Method
To test any point $P=(x,y)$, first move the origin at one vertex, like $A$ such that $$ B \rightarrow B - A $$ $$ C \rightarrow C - A $$ $$ P \rightarrow P - A $$
Then I calculate the scalar $ d = x_B y_C - x_C y_B $ and the three Barycentric weights
$$ \begin{matrix} w_A = \frac{ x ( y_B-y_C) + y ( x_C-x_B) + x_B\; y_C - x_C\; y_B}{d} \\ w_B = \frac{ x\; y_C - y\; x_C }{d} \\ w_C = \frac{ y\; x_B - x\; y_B }{d} \end{matrix} $$
The point is inside when all weights are between $0\ldots1$.
Examples

Example: $A=(1,1)$ $B=(4,2)$ $C=(2,7)$. Consider a point $P=(2,3)$ then the scalar is: $d=17$ and three weights are: $w_A = \frac{8}{17}$, $w_B = \frac{4}{17}$ and: $ w_C=\frac{5}{17}$ which are all $|w_i|<1$.
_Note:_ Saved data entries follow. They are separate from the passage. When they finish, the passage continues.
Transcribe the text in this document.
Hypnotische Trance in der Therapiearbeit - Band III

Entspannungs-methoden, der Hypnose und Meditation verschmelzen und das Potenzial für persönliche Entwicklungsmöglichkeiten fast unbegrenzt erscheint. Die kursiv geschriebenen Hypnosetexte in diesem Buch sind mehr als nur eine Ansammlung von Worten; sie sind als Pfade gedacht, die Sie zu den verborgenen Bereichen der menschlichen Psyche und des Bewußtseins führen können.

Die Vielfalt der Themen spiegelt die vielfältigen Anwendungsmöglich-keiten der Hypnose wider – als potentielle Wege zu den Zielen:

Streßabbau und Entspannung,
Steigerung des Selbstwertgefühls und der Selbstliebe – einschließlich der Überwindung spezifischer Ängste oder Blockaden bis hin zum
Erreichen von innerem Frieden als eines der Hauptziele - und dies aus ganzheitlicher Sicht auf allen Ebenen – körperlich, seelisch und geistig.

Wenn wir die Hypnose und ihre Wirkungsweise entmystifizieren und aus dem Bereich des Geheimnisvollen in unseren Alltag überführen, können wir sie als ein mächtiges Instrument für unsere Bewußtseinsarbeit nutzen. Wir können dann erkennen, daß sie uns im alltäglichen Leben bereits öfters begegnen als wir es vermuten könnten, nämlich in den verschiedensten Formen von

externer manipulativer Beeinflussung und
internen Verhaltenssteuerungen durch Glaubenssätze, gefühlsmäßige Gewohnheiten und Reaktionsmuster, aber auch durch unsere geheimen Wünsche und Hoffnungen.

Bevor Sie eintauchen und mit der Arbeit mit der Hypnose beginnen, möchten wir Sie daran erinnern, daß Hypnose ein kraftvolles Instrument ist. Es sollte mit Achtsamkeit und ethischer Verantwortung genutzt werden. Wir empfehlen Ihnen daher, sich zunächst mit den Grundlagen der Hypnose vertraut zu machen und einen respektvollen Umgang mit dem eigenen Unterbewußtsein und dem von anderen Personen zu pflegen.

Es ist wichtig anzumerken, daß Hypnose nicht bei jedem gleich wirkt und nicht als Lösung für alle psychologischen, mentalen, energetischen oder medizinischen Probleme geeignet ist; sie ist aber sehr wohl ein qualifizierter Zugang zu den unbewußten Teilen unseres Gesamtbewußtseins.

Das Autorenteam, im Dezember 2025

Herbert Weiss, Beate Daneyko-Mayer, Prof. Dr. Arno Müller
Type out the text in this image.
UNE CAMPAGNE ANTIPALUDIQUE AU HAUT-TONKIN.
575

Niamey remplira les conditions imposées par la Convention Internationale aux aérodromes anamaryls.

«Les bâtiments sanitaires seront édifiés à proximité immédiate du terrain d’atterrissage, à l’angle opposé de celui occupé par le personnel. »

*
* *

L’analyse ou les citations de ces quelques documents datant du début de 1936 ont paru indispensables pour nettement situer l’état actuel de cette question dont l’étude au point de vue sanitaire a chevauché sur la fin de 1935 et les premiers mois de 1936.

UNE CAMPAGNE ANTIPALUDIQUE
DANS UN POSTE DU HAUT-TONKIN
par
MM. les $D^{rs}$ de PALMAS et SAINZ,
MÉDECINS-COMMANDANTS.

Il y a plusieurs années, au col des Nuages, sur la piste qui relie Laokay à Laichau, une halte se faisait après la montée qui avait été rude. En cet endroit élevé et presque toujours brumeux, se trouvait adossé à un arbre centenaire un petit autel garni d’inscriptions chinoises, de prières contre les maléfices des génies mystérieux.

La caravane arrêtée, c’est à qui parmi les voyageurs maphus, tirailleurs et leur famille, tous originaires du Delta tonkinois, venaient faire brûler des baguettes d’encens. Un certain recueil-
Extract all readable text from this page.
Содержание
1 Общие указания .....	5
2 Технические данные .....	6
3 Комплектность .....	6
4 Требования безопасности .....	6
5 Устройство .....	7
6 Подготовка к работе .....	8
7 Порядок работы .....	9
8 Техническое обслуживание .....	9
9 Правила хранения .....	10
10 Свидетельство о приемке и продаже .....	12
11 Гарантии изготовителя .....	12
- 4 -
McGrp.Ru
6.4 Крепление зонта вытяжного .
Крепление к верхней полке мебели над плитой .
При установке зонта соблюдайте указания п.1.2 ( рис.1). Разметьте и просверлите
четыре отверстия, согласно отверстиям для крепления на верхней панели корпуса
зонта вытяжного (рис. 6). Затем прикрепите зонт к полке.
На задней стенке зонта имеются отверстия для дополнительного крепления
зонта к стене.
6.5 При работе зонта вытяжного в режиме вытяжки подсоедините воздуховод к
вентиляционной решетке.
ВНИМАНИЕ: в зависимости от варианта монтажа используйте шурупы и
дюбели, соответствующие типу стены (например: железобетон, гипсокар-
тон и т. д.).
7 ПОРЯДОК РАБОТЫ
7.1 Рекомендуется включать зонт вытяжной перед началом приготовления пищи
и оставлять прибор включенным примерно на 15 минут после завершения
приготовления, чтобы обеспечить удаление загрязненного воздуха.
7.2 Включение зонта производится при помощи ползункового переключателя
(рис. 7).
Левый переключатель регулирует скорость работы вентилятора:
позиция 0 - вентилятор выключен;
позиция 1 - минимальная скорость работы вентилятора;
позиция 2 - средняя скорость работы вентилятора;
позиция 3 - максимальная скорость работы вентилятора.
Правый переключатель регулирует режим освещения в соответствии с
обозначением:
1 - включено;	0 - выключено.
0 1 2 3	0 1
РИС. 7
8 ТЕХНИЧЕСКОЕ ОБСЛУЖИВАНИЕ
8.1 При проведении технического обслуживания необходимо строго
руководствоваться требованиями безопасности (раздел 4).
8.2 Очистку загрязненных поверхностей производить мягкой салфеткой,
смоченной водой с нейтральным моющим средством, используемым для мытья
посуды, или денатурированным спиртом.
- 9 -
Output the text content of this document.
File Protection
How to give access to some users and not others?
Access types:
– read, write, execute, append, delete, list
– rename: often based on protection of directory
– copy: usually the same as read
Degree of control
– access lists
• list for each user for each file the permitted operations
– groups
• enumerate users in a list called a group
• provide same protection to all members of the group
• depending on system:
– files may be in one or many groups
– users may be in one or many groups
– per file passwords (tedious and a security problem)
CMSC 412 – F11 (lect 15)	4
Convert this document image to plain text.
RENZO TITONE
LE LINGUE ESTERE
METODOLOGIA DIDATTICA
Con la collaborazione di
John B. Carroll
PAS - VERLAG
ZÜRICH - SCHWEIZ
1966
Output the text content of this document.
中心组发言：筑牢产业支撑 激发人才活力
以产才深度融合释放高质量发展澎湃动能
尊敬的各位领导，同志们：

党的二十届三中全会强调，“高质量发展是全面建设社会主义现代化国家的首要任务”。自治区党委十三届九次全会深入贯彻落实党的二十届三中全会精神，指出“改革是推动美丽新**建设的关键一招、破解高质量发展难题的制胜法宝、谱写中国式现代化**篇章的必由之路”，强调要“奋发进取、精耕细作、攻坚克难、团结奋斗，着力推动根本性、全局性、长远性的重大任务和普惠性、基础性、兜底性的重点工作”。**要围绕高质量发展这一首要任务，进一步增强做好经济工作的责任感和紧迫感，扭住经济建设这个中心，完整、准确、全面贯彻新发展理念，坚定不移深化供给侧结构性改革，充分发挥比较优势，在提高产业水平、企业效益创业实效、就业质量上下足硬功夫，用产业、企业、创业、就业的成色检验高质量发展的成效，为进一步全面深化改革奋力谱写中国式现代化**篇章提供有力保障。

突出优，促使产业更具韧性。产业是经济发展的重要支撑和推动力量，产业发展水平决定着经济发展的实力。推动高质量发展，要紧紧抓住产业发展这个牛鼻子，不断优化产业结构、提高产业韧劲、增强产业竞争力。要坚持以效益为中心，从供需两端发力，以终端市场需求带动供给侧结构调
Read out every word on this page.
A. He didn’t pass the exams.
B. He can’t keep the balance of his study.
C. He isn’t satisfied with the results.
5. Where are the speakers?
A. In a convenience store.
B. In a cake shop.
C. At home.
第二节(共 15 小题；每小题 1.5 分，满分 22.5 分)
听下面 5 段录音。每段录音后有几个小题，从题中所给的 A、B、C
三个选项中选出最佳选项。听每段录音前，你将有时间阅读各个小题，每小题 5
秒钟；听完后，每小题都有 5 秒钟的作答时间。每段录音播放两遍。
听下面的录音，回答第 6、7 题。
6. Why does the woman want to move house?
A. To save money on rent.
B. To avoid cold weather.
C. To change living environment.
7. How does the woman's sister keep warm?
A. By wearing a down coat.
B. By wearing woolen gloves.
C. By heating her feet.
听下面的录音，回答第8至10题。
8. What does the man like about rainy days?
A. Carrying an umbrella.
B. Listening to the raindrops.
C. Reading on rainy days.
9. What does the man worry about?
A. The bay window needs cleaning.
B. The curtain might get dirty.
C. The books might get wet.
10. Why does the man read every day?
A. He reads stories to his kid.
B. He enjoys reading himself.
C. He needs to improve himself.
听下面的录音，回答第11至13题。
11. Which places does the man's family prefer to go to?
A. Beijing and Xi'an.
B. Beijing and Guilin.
On the other hand if $P=(1.5,5)$ then: $w_A = \frac{13}{34} $, $w_B = -\frac{1}{17}$ and: $ w_C=\frac{23}{34}$ and since $w_B$ does not fall between $0\ldots1$ then the point is outside.
Proof
Use homogeneous coordinates with: $A=(x_A,y_A,1)$, $B=(x_B,y_B,1)$, $C=(x_C,y_C,1)$, $P=(x,y,1)$ and use the following relation $$ P = w_A\;A + w_B\;B+w_C\;C $$ to solve for $w_A$, $w_B$ and $w_C$.
The notice that the equation $w_A=0$ described the line $BC$ and the equation $w_A=1$ a line parallel to $BC$ through $A$. Similarly for the other weights. The region where all the weights are $w_i\geq0$ and $ w_i\leq1$ is the triangle described by $ABC$.